Robert Lyman (Financial Post);
The International Energy Agency, in its reports on energy financing, breaks down global energy investment into investment in fossil fuels, on the one hand, and in “clean energy,” on the other. In 2023, estimated investment in “clean energy” will be close to $2.2 trillion (in C$). That is an almost unimaginable amount of money, made only slightly less daunting when portrayed as $6 billion per day. […]
What has been the result of these gargantuan expenditures? The effects of current investments in electrical energy infrastructure won’t be fully apparent for some time, but we should be able to see the effects of spending that has been rising for more than 20 years. To find out, I consulted the authoritative Statistical Review of World Energy 2023, published by the Energy Institute, the successor to British Petroleum as the producer of the Statistical Review. It works closely with KPMG to produce the report.

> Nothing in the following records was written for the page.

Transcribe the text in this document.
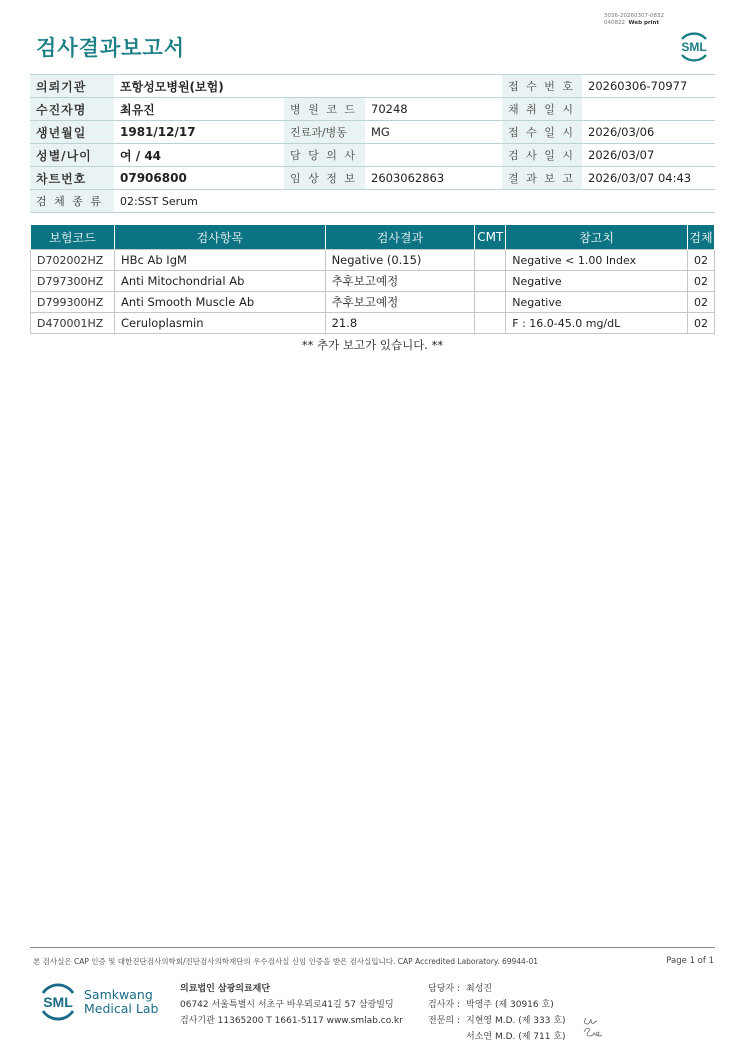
검사결과보고서
3036-20260307-0832
040822 Web print
SML
의뢰기관	포항성모병원(보험)			접 수 번 호	20260306-70977
수진자명	최유진	병 원 코 드	70248	채 취 일 시	
생년월일	1981/12/17	진료과/병동	MG	접 수 일 시	2026/03/06
성별/나이	여 / 44	담 당 의 사		검 사 일 시	2026/03/07
차트번호	07906800	임 상 정 보	2603062863	결 과 보 고	2026/03/07 04:43
검 체 종 류	02:SST Serum				
보험코드	검사항목	검사결과	CMT	참고치	검체
D702002HZ	HBc Ab IgM	Negative (0.15)		Negative < 1.00 Index	02
D797300HZ	Anti Mitochondrial Ab	추후보고예정		Negative	02
D799300HZ	Anti Smooth Muscle Ab	추후보고예정		Negative	02
D470001HZ	Ceruloplasmin	21.8		F : 16.0-45.0 mg/dL	02
** 추가 보고가 있습니다. **
본 검사실은 CAP 인증 및 대한진단검사의학회/진단검사의학재단의 우수검사실 신임 인증을 받은 검사실입니다. CAP Accredited Laboratory. 69944-01	Page 1 of 1
SML Samkwang
Medical Lab
의료법인 삼광의료재단
06742 서울특별시 서초구 바우뫼로41길 57 삼광빌딩
검사기관 11365200 T 1661-5117 www.smlab.co.kr
담당자 : 최성진
검사자 : 박영주 (제 30916 호)
전문의 : 지현영 M.D. (제 333 호)
서소연 M.D. (제 711 호)
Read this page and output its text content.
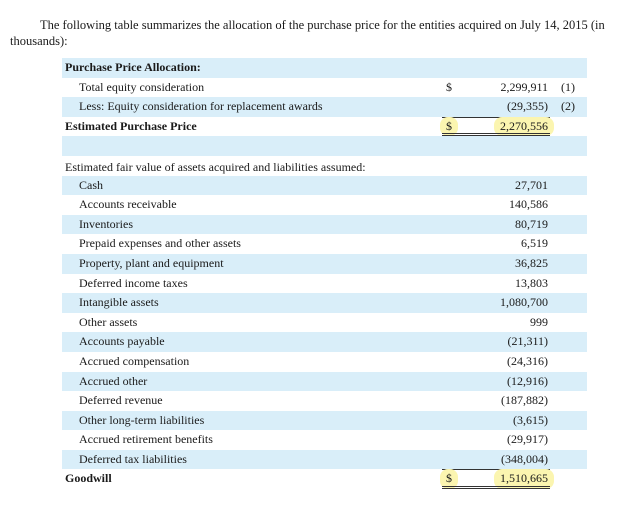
The following table summarizes the allocation of the purchase price for the entities acquired on July 14, 2015 (in thousands):
Purchase Price Allocation:
Total equity consideration	$	2,299,911 (1)
Less: Equity consideration for replacement awards	(29,355) (2)
Estimated Purchase Price	$	2,270,556
Estimated fair value of assets acquired and liabilities assumed:
Cash	27,701
Accounts receivable	140,586
Inventories	80,719
Prepaid expenses and other assets	6,519
Property, plant and equipment	36,825
Deferred income taxes	13,803
Intangible assets	1,080,700
Other assets	999
Accounts payable	(21,311)
Accrued compensation	(24,316)
Accrued other	(12,916)
Deferred revenue	(187,882)
Other long-term liabilities	(3,615)
Accrued retirement benefits	(29,917)
Deferred tax liabilities	(348,004)
Goodwill	$	1,510,665
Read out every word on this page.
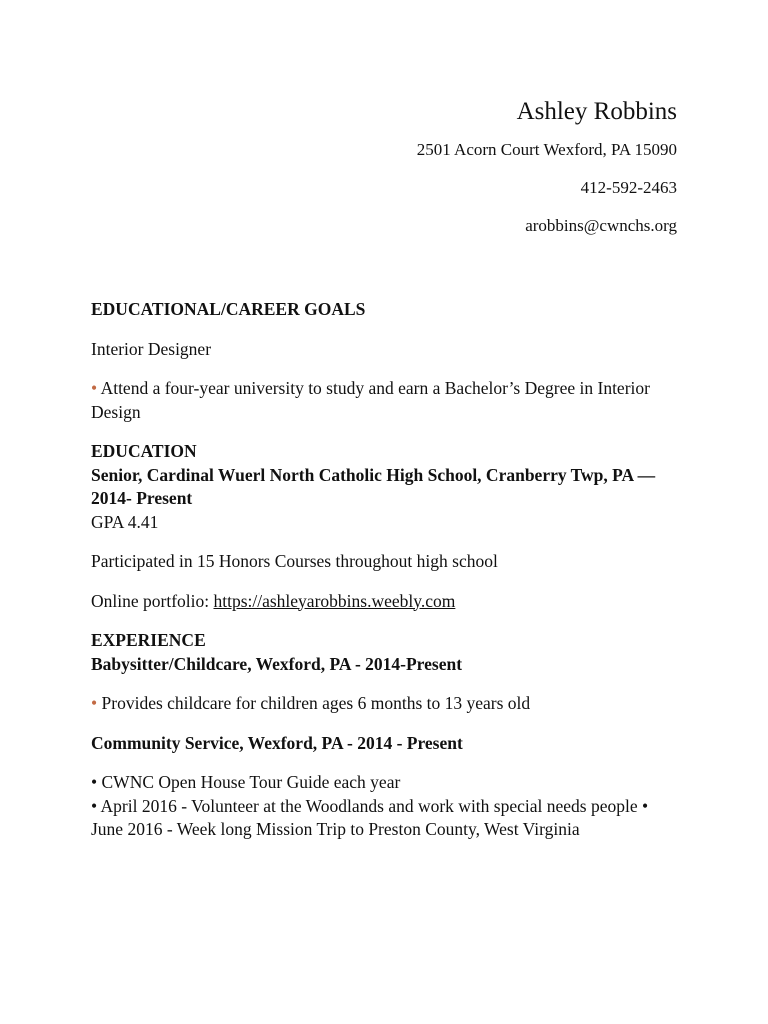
Ashley Robbins
2501 Acorn Court Wexford, PA 15090
412-592-2463
arobbins@cwnchs.org
EDUCATIONAL/CAREER GOALS
Interior Designer
• Attend a four-year university to study and earn a Bachelor’s Degree in Interior Design
EDUCATION
Senior, Cardinal Wuerl North Catholic High School, Cranberry Twp, PA — 2014- Present
GPA 4.41
Participated in 15 Honors Courses throughout high school
Online portfolio: https://ashleyarobbins.weebly.com
EXPERIENCE
Babysitter/Childcare, Wexford, PA - 2014-Present
• Provides childcare for children ages 6 months to 13 years old
Community Service, Wexford, PA - 2014 - Present
• CWNC Open House Tour Guide each year
• April 2016 - Volunteer at the Woodlands and work with special needs people • June 2016 - Week long Mission Trip to Preston County, West Virginia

The share of the world’s primary energy consumption produced by renewable energy has essentially doubled since 2015, from about 3.5 to seven per cent of the world total. Yet, fossil fuels (oil, natural gas and coal), which accounted for 85 per cent of primary energy consumption in 2015, still accounted for 82 per cent in 2022. At that rate of reduction — three percentage points every seven years — we will not get to full decarbonization (i.e., zero use of fossil fuels) until well into the next century.
As usual, the news is buried in the opinion pages.